É possível produzir arquitetura através de imagens a partir do momento que fique claro que essas imagens não são arquiteturas e sim fotografias, algo como ter a clareza óbvia que um desenho de arquitetura também não é arquitetura. Existe uma intenção na altura da câmera, na abertura da lente, na iluminação, contrastes e no controle das distorções e fugas de luz e de cor que fala mais sobre técnicas fotográficas que arquitetura. A grande questão, entretanto, é a seguinte: é impossível fotografar plenamente um grande projeto de arquitetura.

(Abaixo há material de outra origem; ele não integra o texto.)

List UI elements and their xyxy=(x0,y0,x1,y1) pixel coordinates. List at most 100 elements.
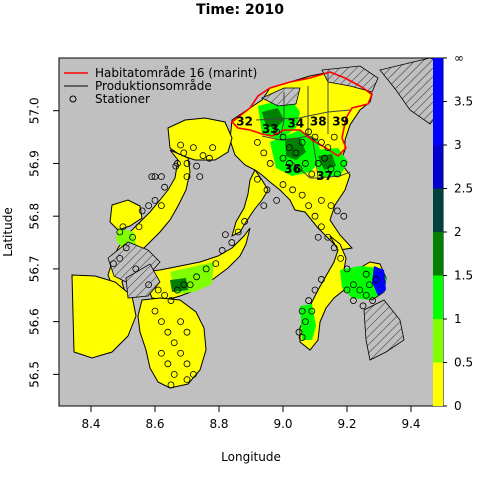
station-marker xyxy=(330,133,338,141)
production-labels: 32 33 34 38 39 36 37 xyxy=(236,114,349,182)
prod-boundary-37 xyxy=(311,135,351,179)
production-area-label: 33 xyxy=(262,122,279,136)
station-marker xyxy=(333,170,341,178)
station-marker xyxy=(138,207,146,215)
station-marker xyxy=(164,360,172,368)
station-marker xyxy=(317,223,325,231)
colorbar-bin xyxy=(433,362,443,406)
water-far-west xyxy=(71,274,137,359)
y-tick-label: 56.7 xyxy=(28,256,42,283)
station-marker xyxy=(199,152,207,159)
station-marker xyxy=(157,349,165,357)
station-marker xyxy=(289,186,297,194)
station-marker xyxy=(183,173,191,181)
station-marker xyxy=(110,260,117,268)
station-marker xyxy=(221,231,229,239)
water-northwest-lobe xyxy=(109,199,143,231)
station-marker xyxy=(279,133,287,141)
station-marker xyxy=(317,196,325,204)
legend-circle-symbol xyxy=(69,95,77,103)
prod-boundary-36-37 xyxy=(289,159,320,179)
station-marker xyxy=(340,160,348,167)
y-tick-label: 56.8 xyxy=(28,203,42,230)
x-tick-label: 8.6 xyxy=(145,417,164,431)
station-marker xyxy=(372,276,380,283)
station-marker xyxy=(337,254,345,262)
x-tick-label: 8.4 xyxy=(81,417,100,431)
station-marker xyxy=(285,144,293,152)
prod-boundary-36 xyxy=(261,135,319,141)
habitat-boundary xyxy=(230,71,373,158)
station-marker xyxy=(359,302,367,310)
station-marker xyxy=(333,207,341,215)
x-axis: 8.4 8.6 8.8 9.0 9.2 9.4 xyxy=(81,406,421,431)
colorbar-bin xyxy=(433,188,443,232)
station-marker xyxy=(343,265,351,273)
station-marker xyxy=(180,149,188,157)
colorbar-label: 3.5 xyxy=(454,95,473,109)
station-marker xyxy=(202,265,210,273)
colorbar-label: 2 xyxy=(454,225,462,239)
station-marker xyxy=(349,297,357,304)
colorbar-bin xyxy=(433,58,443,102)
station-marker xyxy=(266,160,274,167)
station-marker xyxy=(298,138,306,146)
station-marker xyxy=(157,173,165,181)
station-marker xyxy=(157,318,165,326)
station-marker xyxy=(295,165,303,173)
station-marker xyxy=(122,244,130,252)
station-marker xyxy=(298,307,306,315)
station-marker xyxy=(263,186,271,194)
station-marker xyxy=(308,307,316,315)
station-marker xyxy=(311,133,319,141)
station-marker xyxy=(218,247,226,254)
station-marker xyxy=(189,144,197,152)
colorbar-label: 0 xyxy=(454,399,462,413)
station-marker xyxy=(205,154,213,162)
production-area-label: 38 xyxy=(310,114,327,128)
station-marker xyxy=(301,160,309,167)
station-marker xyxy=(132,265,140,273)
station-marker xyxy=(161,183,169,191)
station-marker xyxy=(183,360,191,368)
station-marker xyxy=(305,202,313,210)
station-marker xyxy=(193,273,201,281)
prod-boundary-33-34 xyxy=(279,92,285,141)
station-marker xyxy=(311,286,319,294)
station-marker xyxy=(362,291,370,299)
water-southwest-bay xyxy=(137,297,207,389)
station-marker xyxy=(135,223,143,231)
y-tick-label: 56.6 xyxy=(28,308,42,335)
colorbar-label: ∞ xyxy=(454,51,464,65)
station-marker xyxy=(365,281,373,289)
station-marker xyxy=(273,128,281,136)
station-marker xyxy=(173,160,181,167)
shade-southeast-blue xyxy=(372,266,386,296)
station-marker xyxy=(170,339,178,347)
production-area-label: 34 xyxy=(287,117,304,131)
station-marker xyxy=(301,318,309,326)
station-marker xyxy=(314,233,322,241)
station-marker xyxy=(228,239,236,246)
station-marker xyxy=(324,233,332,241)
hatched-west-island-2 xyxy=(125,263,161,299)
station-marker xyxy=(321,154,329,162)
station-marker xyxy=(314,160,322,167)
station-marker xyxy=(196,173,204,181)
station-marker xyxy=(116,254,124,262)
station-marker xyxy=(253,138,261,146)
water-central-band xyxy=(141,227,251,301)
station-marker xyxy=(116,228,124,236)
station-marker xyxy=(167,297,175,304)
station-marker xyxy=(170,370,178,378)
station-marker xyxy=(173,286,181,294)
station-marker xyxy=(177,349,185,357)
legend-label: Habitatområde 16 (marint) xyxy=(95,66,257,80)
colorbar-bin xyxy=(433,319,443,363)
station-marker xyxy=(189,370,197,378)
production-area-label: 37 xyxy=(316,169,333,183)
colorbar-bin xyxy=(433,232,443,276)
colorbar-label: 2.5 xyxy=(454,182,473,196)
hatched-southeast xyxy=(363,299,405,361)
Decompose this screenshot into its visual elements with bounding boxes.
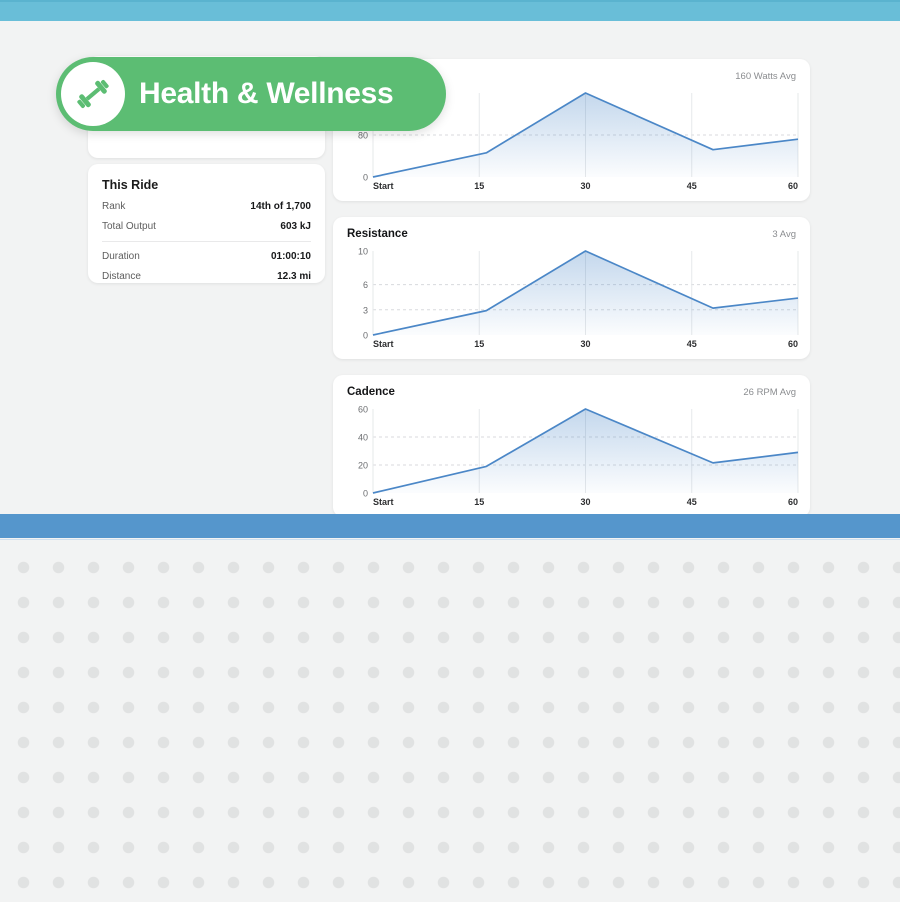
svg-text:30: 30 bbox=[580, 497, 590, 507]
top-color-band bbox=[0, 0, 900, 21]
svg-text:60: 60 bbox=[788, 339, 798, 349]
middle-color-band bbox=[0, 514, 900, 541]
ride-stat-label: Total Output bbox=[102, 221, 156, 232]
chart-average: 26 RPM Avg bbox=[743, 387, 796, 398]
svg-text:0: 0 bbox=[363, 331, 368, 341]
svg-text:20: 20 bbox=[358, 461, 368, 471]
this-ride-panel: This Ride Rank 14th of 1,700 Total Outpu… bbox=[88, 164, 325, 283]
svg-text:45: 45 bbox=[687, 339, 697, 349]
badge-label: Health & Wellness bbox=[139, 77, 394, 110]
chart-plot-output: 080160Start15304560 bbox=[347, 89, 802, 193]
svg-text:15: 15 bbox=[474, 339, 484, 349]
dot-pattern-overlay bbox=[0, 540, 900, 902]
chart-header: Resistance 3 Avg bbox=[347, 228, 796, 240]
svg-text:60: 60 bbox=[788, 497, 798, 507]
health-and-wellness-badge: Health & Wellness bbox=[56, 57, 446, 131]
svg-text:0: 0 bbox=[363, 489, 368, 499]
chart-average: 3 Avg bbox=[772, 229, 796, 240]
svg-text:60: 60 bbox=[358, 405, 368, 415]
ride-stat-value: 603 kJ bbox=[280, 221, 311, 232]
ride-stat-value: 12.3 mi bbox=[277, 271, 311, 282]
ride-stat-row: Duration 01:00:10 bbox=[102, 251, 311, 262]
svg-text:45: 45 bbox=[687, 497, 697, 507]
chart-card-cadence: Cadence 26 RPM Avg 0 20 40 60 Start 15 30 45 60 bbox=[333, 375, 810, 517]
svg-text:0: 0 bbox=[363, 173, 368, 183]
badge-icon-circle bbox=[61, 62, 125, 126]
ride-divider bbox=[102, 241, 311, 242]
chart-title: Cadence bbox=[347, 386, 395, 398]
svg-text:15: 15 bbox=[474, 497, 484, 507]
chart-plot-resistance: 0 3 6 10 Start 15 30 45 60 bbox=[347, 247, 802, 351]
svg-text:Start: Start bbox=[373, 181, 394, 191]
svg-text:Start: Start bbox=[373, 339, 394, 349]
svg-text:45: 45 bbox=[687, 181, 697, 191]
ride-stat-row: Total Output 603 kJ bbox=[102, 221, 311, 232]
svg-text:Start: Start bbox=[373, 497, 394, 507]
svg-text:3: 3 bbox=[363, 305, 368, 315]
ride-stat-value: 01:00:10 bbox=[270, 251, 311, 262]
svg-text:60: 60 bbox=[788, 181, 798, 191]
svg-text:30: 30 bbox=[580, 181, 590, 191]
ride-stat-row: Distance 12.3 mi bbox=[102, 271, 311, 282]
chart-card-resistance: Resistance 3 Avg 0 3 6 10 Start 15 30 45 60 bbox=[333, 217, 810, 359]
ride-stat-label: Rank bbox=[102, 201, 126, 212]
svg-text:6: 6 bbox=[363, 280, 368, 290]
chart-plot-cadence: 0 20 40 60 Start 15 30 45 60 bbox=[347, 405, 802, 509]
svg-text:80: 80 bbox=[358, 131, 368, 141]
ride-stat-label: Duration bbox=[102, 251, 140, 262]
chart-title: Resistance bbox=[347, 228, 408, 240]
svg-text:10: 10 bbox=[358, 247, 368, 257]
svg-text:30: 30 bbox=[580, 339, 590, 349]
ride-stat-label: Distance bbox=[102, 271, 141, 282]
ride-stat-row: Rank 14th of 1,700 bbox=[102, 201, 311, 212]
dumbbell-icon bbox=[77, 79, 109, 109]
this-ride-title: This Ride bbox=[102, 178, 159, 192]
chart-average: 160 Watts Avg bbox=[735, 71, 796, 82]
svg-text:40: 40 bbox=[358, 433, 368, 443]
svg-text:15: 15 bbox=[474, 181, 484, 191]
bottom-section: 12K Today @ 3:34 pm Stairclimber 60 Ashl… bbox=[0, 540, 900, 902]
ride-stat-value: 14th of 1,700 bbox=[250, 201, 311, 212]
chart-header: Cadence 26 RPM Avg bbox=[347, 386, 796, 398]
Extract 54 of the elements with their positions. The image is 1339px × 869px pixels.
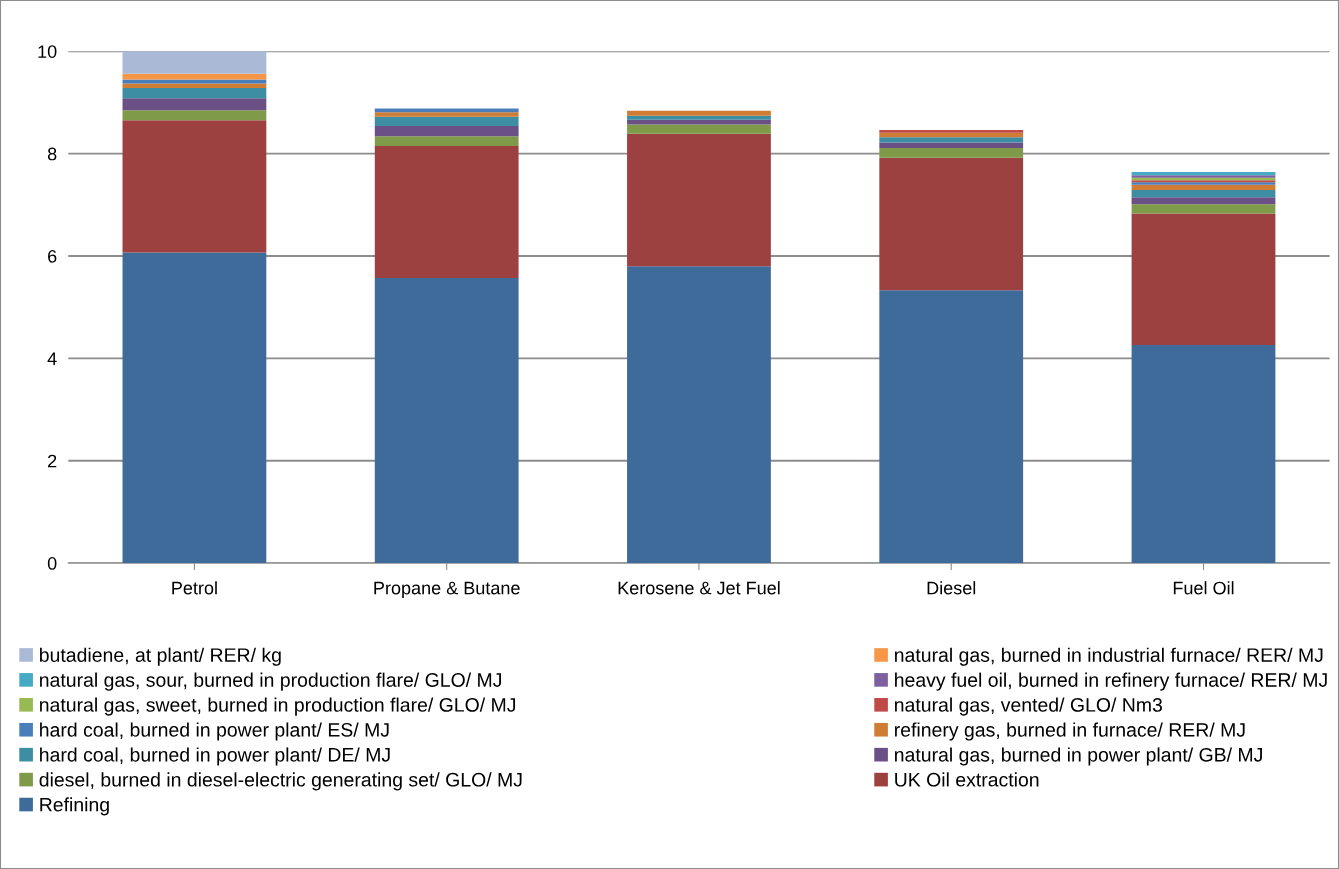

É impossível fotografar uma obra do Siza, do Tadao Ando ou do Zumthor por completo. É como se eles enganassem a câmera. Só é realmente possível produzir arquitetura visitando arquitetura.
Matheus Pereira: Desde o surgimento da Fotografia no século XIX até os dias de hoje, muita coisa mudou. Antes, obras que fotografadas levavam um tempo considerável para serem conhecidas por grande parte do público através das publicações impressas, hoje, na chamada Era Digital, permitem ser vislumbradas em todo o mundo num impressionante curto período de tempo através da internet. Em sua opinião enquanto arquiteto-fotógrafo, como as mídias e veículos digitais colaboraram para a apresentação da produção arquitetônica contemporânea?
Manuel Sá: A era digital democratiza o acesso e enriquece o repertório arquitetônico, sem dúvidas. Se analisarmos a produção contemporânea brasileira de norte a sul feita por arquitetos jovens, com menos de 50 anos, a qualidade é incrível. Entretanto, continua evidente o fato de que o arquiteto projeta suas memórias, aquilo que é sensível a sua percepção, aquilo que permanece. Ter inúmeras referências é incrível, mas a questão é: como escolher a melhor solução para algo tão específico quanto um projeto? A história da arquitetura nos mostra bem que repetir nunca é repetir.
Matheus Pereira: Em termos técnicos, acredita que a inserção de novas tecnologias e equipamentos, como é o caso dos drones, alterou a maneira como o espaço é documentado?
Manuel Sá: Sim, pois o drone também deixa evidente o entorno imediato de um projeto, sua implantação tão estudada em plantas, o paisagismo, as coberturas, etc. É natural que um equipamento tecnológico novo altere a percepção de um projeto, já que cada foto carrega uma quantidade gigante de informações, como métodos construtivos, geografia, hábitos sociais e culturais. A visão que o drone oferece sempre existiu desde as clássicas perspectivas aéreas desenhadas, ou bird’s eye view, ou depois nas fotografias aéreas feitas por helicópteros, mas agora o acesso está mais fácil, permitindo mudanças mais rápidas na percepção do espaço documentado.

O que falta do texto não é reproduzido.